Yahu hocam tek rakibim yine kendim bu konuda sıkıntı yok.. 😉
Ben sadece modellerdeki ısrar konusunda ve gördüklerim kadar yorum yapıyorum… Öyle adamakıllı bir sistem gelsin kendi ellerimle vereceğim kellemi. 2008’de 1 gün, 2010 Ocak sonu sistemi İzmit olarak kuru soğuk aldık 2012 DEK bantları boğaz çevresi Avrupa yakasına çalıştı bir akşam bir bant aldık o da yağdı geçti..
Doktor sen haklı çık ben yanılayım kellemi al ama gördüklerimi söylemeye devam edeceğim ben 😉
Pazar günü kar yağmayacak demek suç mu şimdi 🙂
Burada sorun kar yağıp yağmayacağını söylemesi değil.
Bu işle uğraşan kişileri nasıl gördüğüdür
Kendisi tahmin yapmıyor ama uzman işte..
Burası Türkiye…
Tahmin tutmayabilir tutacak diye birşey yok.
New York, yine yoğun kar altında…
http://www.earthcam.com/usa/newyork/timessquare/?cam=tsrobo1
http://www.earthcam.com/usa/newyork/timessquare/?cam=tsrobo3
welbane hocam, durumlar nasıl?

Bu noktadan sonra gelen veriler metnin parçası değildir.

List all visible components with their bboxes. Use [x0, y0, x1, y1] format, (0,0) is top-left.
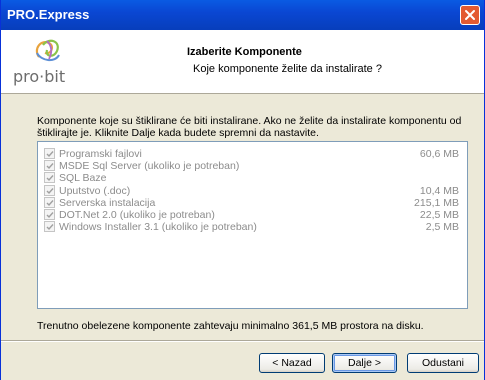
divider	[1, 340, 484, 342]
check-icon	[46, 212, 54, 219]
check-icon	[46, 151, 54, 158]
component-label: DOT.Net 2.0 (ukoliko je potreban)	[59, 209, 215, 221]
page-subtitle: Koje komponente želite da instalirate ?	[193, 63, 382, 75]
component-label: Programski fajlovi	[59, 148, 142, 160]
check-icon	[46, 163, 54, 170]
check-icon	[46, 199, 54, 206]
check-icon	[46, 224, 54, 231]
back-button[interactable]: < Nazad	[259, 353, 325, 373]
component-size: 10,4 MB	[419, 184, 459, 197]
component-checkbox[interactable]	[44, 160, 55, 172]
close-button[interactable]	[460, 5, 480, 25]
component-checkbox[interactable]	[44, 221, 55, 233]
component-size: 22,5 MB	[419, 209, 459, 221]
component-label: Serverska instalacija	[59, 196, 156, 209]
space-required-text: Trenutno obelezene komponente zahtevaju …	[37, 320, 424, 332]
close-icon	[465, 10, 475, 20]
instructions-text: Komponente koje su štiklirane će biti in…	[37, 115, 462, 139]
cancel-button[interactable]: Odustani	[407, 353, 479, 373]
component-row[interactable]: Serverska instalacija 215,1 MB	[44, 196, 459, 209]
component-label: MSDE Sql Server (ukoliko je potreban)	[59, 160, 240, 173]
logo-text: pro·bit	[13, 67, 66, 86]
component-checkbox[interactable]	[44, 196, 55, 208]
logo-swirl-icon	[35, 39, 60, 61]
component-checkbox[interactable]	[44, 184, 55, 196]
check-icon	[46, 187, 54, 194]
component-row[interactable]: MSDE Sql Server (ukoliko je potreban)	[44, 160, 459, 172]
component-row[interactable]: Uputstvo (.doc) 10,4 MB	[44, 184, 459, 197]
component-checkbox[interactable]	[44, 148, 55, 159]
component-label: Uputstvo (.doc)	[59, 184, 131, 197]
component-row[interactable]: Windows Installer 3.1 (ukoliko je potreb…	[44, 221, 459, 233]
component-row[interactable]: Programski fajlovi 60,6 MB	[44, 148, 459, 160]
component-checkbox[interactable]	[44, 209, 55, 220]
next-button[interactable]: Dalje >	[332, 353, 397, 373]
wizard-header: pro·bit Izaberite Komponente Koje kompon…	[1, 30, 484, 94]
component-label: SQL Baze	[59, 172, 107, 185]
component-label: Windows Installer 3.1 (ukoliko je potreb…	[59, 221, 257, 234]
component-row[interactable]: SQL Baze	[44, 172, 459, 184]
component-size: 60,6 MB	[419, 148, 459, 160]
check-icon	[46, 175, 54, 182]
component-row[interactable]: DOT.Net 2.0 (ukoliko je potreban) 22,5 MB	[44, 209, 459, 221]
installer-window: PRO.Express pro·bit Izaberite Komponente…	[0, 0, 485, 380]
probit-logo: pro·bit	[13, 35, 93, 87]
component-size: 2,5 MB	[425, 221, 459, 234]
window-title: PRO.Express	[7, 7, 90, 22]
page-title: Izaberite Komponente	[187, 46, 302, 58]
components-list[interactable]: Programski fajlovi 60,6 MB MSDE Sql Server…	[37, 141, 468, 309]
component-size: 215,1 MB	[414, 196, 459, 209]
title-bar[interactable]: PRO.Express	[1, 0, 484, 30]
component-checkbox[interactable]	[44, 172, 55, 184]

Fotoğraf, video isteriz.
Ya acikcasi ay basindaki Lansing firtinasindan sonra bizim buranin fotograflarini atmak ayip olurdu. Ama ilginc bi sistem oldu, Pazar oglene kadar modeller sifirken once 2, sonra 4 mm derken dun gece 20 mm’ye kadar yagisi cektiler. Sistemin en sulu tarafi biraz kuzeye gitti ama biz de 15-17 cm yapabildik. Sabahtan beri yagis hafifti ama gunesin batmasiyla 2-3 saatte 10 cm aldik gibi. Sicakliklar da -2’yle baslayip sistemin sonuna dogru -10’a dustu. Guzel sistem oldu, Allah bereket versin, daha iyilerini bekliyoruz artik.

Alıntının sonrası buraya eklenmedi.